Gus Baha, Al Alim dan Sang Manusia Kitab Abad Ini

gus baha

Pecihitam.org – KH Bah’auddin Nursalim ( Gus Baha ) nama beliau sangat terkenal di kalangan santri dan Ulama di Indonesia. Keilmuan yang dimiliki sangatlah lengkap, dari hafidz quran, ahli fiqih, ahli tafsir dan ahli ilmu alat (nahwu, shorof). Bahkan masih banyak keahlian kelilmuan lain yang tidak dimiliki oleh ulama yang lain.

Pecihitam.org, dapat Istiqomah melahirkan artikel-artikel keislaman dengan adanya jaringan penulis dan tim editor yang bisa menulis secara rutin. Kamu dapat berpartisipasi dalam Literasi Dakwah Islam ini dengan ikut menyebarkan artikel ini ke kanal-kanal sosial media kamu atau bahkan kamu bisa ikut Berdonasi.

DONASI SEKARANG

Bagi kita yang sering mendengarkan ceramah-ceramah Gus Baha pasti akan sangat terpukau dengan gaya bahasa, penyampaian, analogi yang digunakan dan penjelasan yang sangat detail. Penjelasan beliau tidak monoton dan sangat mudah untuk dipahami.

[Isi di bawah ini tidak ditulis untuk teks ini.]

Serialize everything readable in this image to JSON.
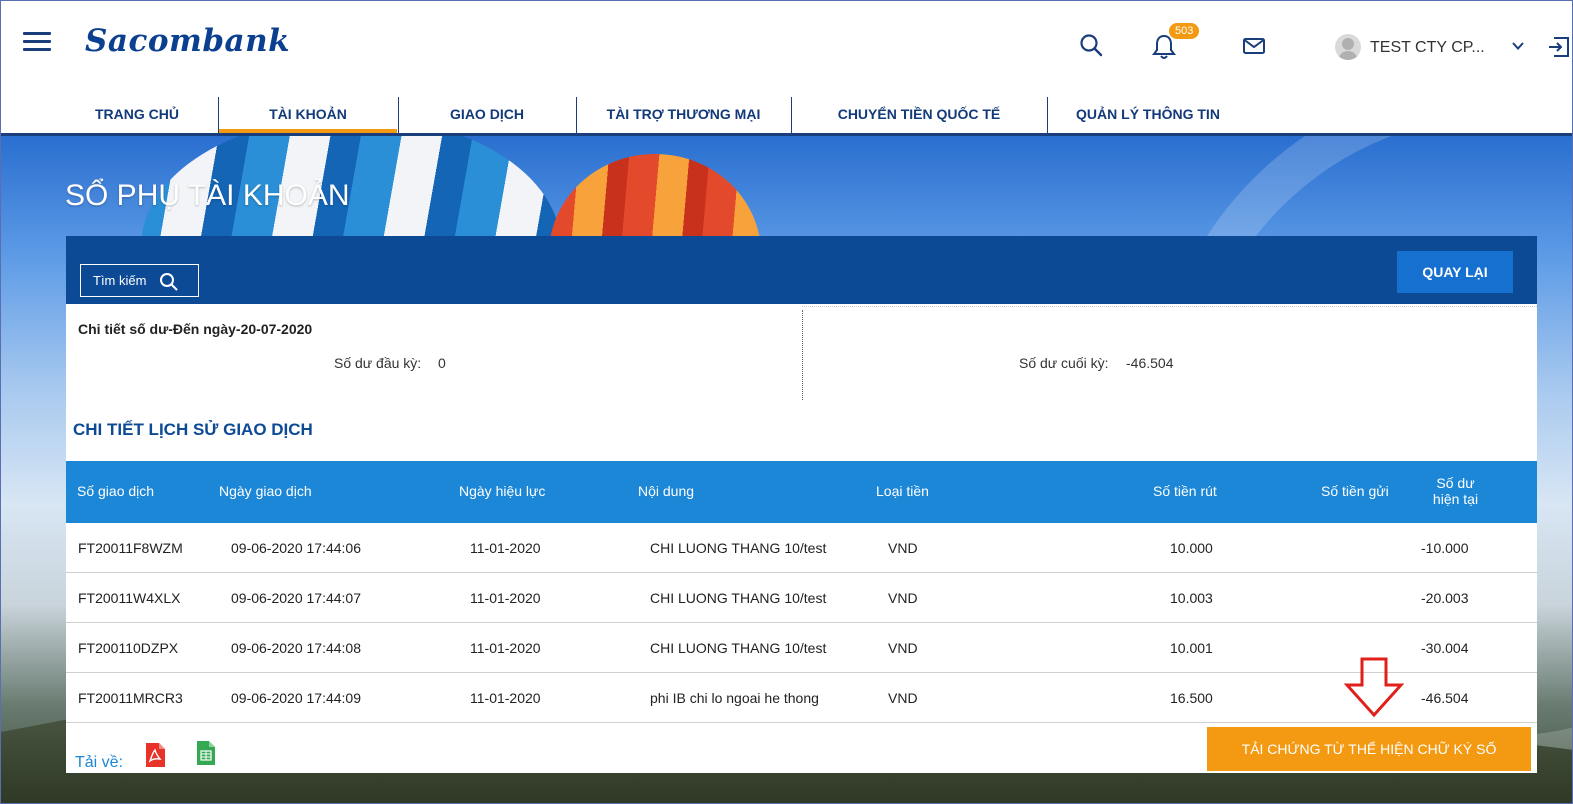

Sehingga tak heran jika sosok beliau kini sangat diidolakan banyak orang, bukan hanya santri yang ingin mengkaji agama dengan kelas ilmu yang tinggi.

Bahkan orang awam agama sekalipun merasa akan paham jika mendengar ceramah-ceramah beliau, yang mana, menjadikan beragama itu terasa menyenangkan dan tidak menakutkan.

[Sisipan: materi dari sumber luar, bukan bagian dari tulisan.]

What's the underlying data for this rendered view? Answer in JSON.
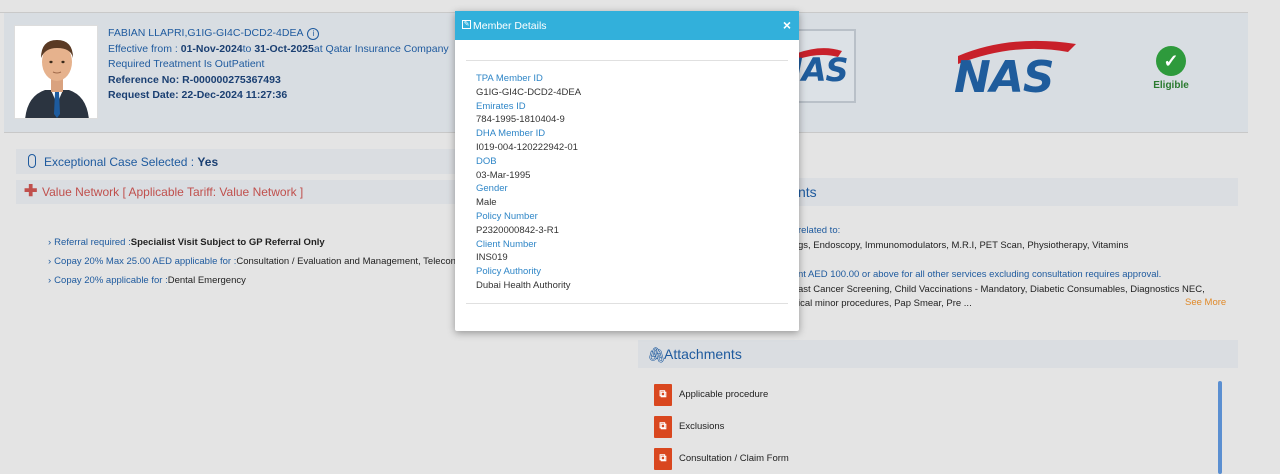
{
  "member": {
    "name": "FABIAN LLAPRI,G1IG-GI4C-DCD2-4DEA",
    "effective_label": "Effective from : ",
    "effective_from": "01-Nov-2024",
    "effective_to_label": "to ",
    "effective_to": "31-Oct-2025",
    "insurer": "at Qatar Insurance Company",
    "treatment": "Required Treatment Is OutPatient",
    "reference_label": "Reference No: ",
    "reference_no": "R-000000275367493",
    "request_label": "Request Date: ",
    "request_date": "22-Dec-2024 11:27:36"
  },
  "logos": {
    "nas": "NAS"
  },
  "eligibility": {
    "label": "Eligible"
  },
  "exceptional": {
    "label": "Exceptional Case Selected : ",
    "value": "Yes"
  },
  "network": {
    "label": "Value Network [ Applicable Tariff: Value Network ]"
  },
  "referrals": [
    {
      "key": "Referral required :",
      "value": "Specialist Visit Subject to GP Referral Only",
      "bold": true
    },
    {
      "key": "Copay 20% Max 25.00 AED applicable for :",
      "value": "Consultation / Evaluation and Management, Teleconsu"
    },
    {
      "key": "Copay 20% applicable for :",
      "value": "Dental Emergency"
    }
  ],
  "right_panel": {
    "title": "nts",
    "line1": "related to:",
    "line2": "gs, Endoscopy, Immunomodulators, M.R.I, PET Scan, Physiotherapy, Vitamins",
    "line3": "nt AED 100.00 or above for all other services excluding consultation requires approval.",
    "line4": "ast Cancer Screening, Child Vaccinations - Mandatory, Diabetic Consumables, Diagnostics NEC,",
    "line5": "ical minor procedures, Pap Smear, Pre ...",
    "see_more": "See More"
  },
  "attachments": {
    "title": "Attachments",
    "items": [
      {
        "label": "Applicable procedure"
      },
      {
        "label": "Exclusions"
      },
      {
        "label": "Consultation / Claim Form"
      }
    ]
  },
  "modal": {
    "title": "Member Details",
    "close": "×",
    "fields": [
      {
        "key": "TPA Member ID",
        "value": "G1IG-GI4C-DCD2-4DEA"
      },
      {
        "key": "Emirates ID",
        "value": "784-1995-1810404-9"
      },
      {
        "key": "DHA Member ID",
        "value": "I019-004-120222942-01"
      },
      {
        "key": "DOB",
        "value": "03-Mar-1995"
      },
      {
        "key": "Gender",
        "value": "Male"
      },
      {
        "key": "Policy Number",
        "value": "P2320000842-3-R1"
      },
      {
        "key": "Client Number",
        "value": "INS019"
      },
      {
        "key": "Policy Authority",
        "value": "Dubai Health Authority"
      }
    ]
  },
  "colors": {
    "modal_header": "#32b0db",
    "link_blue": "#1e5a9e",
    "eligible_green": "#2e9a3c",
    "network_red": "#c0504d",
    "pdf_red": "#d9471f"
  }
}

Hal ini dikarenakan kemampuan beliau menyampaikan ilmu-ilmu yang disertai analogi sederhana kerap menjadikan persoalan pelik jadi mudah.

Lantas, faktor apa yang membuat banyak orang percaya dengan pemikiran Gus Baha’ dan mudah menerima pendapat beliau?

Salah satunya yaitu : “Kepercayaan dirinya”. Di lain sisi banyak santri yang tidak ingin terlihat tawadhu, beliau berbeda. Gus Baha kerap dengan percaya diri menunjukkan kealimannya. Menunjukkan pada khalayak bahwa beliau benar-benar pandai dan menguasai apa yang sedang dibicarakan.

Disetiap kesempatan, beliau tak sungkan menyatakan hafal al Quran, karena memang sudah sejak kecil mempelajari dan menghafal Al-quran. Bahkan dengan sangat PD beliau selalu bilang hafal banyak kitab-kitab ulama hampir dengan titik koma,nya. Sampai oleh para kaum santri Gus Baha dijuluki Manusia Kitab Abad ini.

Siapa sebenarnya gus Baha’? al ‘Alim yang selalu berpenampilan sederhana namun kyai-kyai sepuh sangat mengakui keilmuannya.

Daftar Pembahasan:

Profil Gus Baha

KH. Ahmad Bahauddin Nursalim Al-Hafidz atau yang lebih akrab dipanggil Gus Baha’. Lahir di Sarang, Rembang, Jawa Tengah tanggal 15 Maret 1977. Beliau adalah Putra seorang ulama’ ahli Al-Qur’an, yakni KH. Nursalim Al-Hafizh, dari Narukan, Kragan, Rembang, Jawa Tengah, sebuah desa di pesisir utara pulau Jawa. KH. Nursalim adalah murid dari KH. Arwani Al-Hafidz Kudus dan KH. Abdullah Salam Al-Hafidz Pati.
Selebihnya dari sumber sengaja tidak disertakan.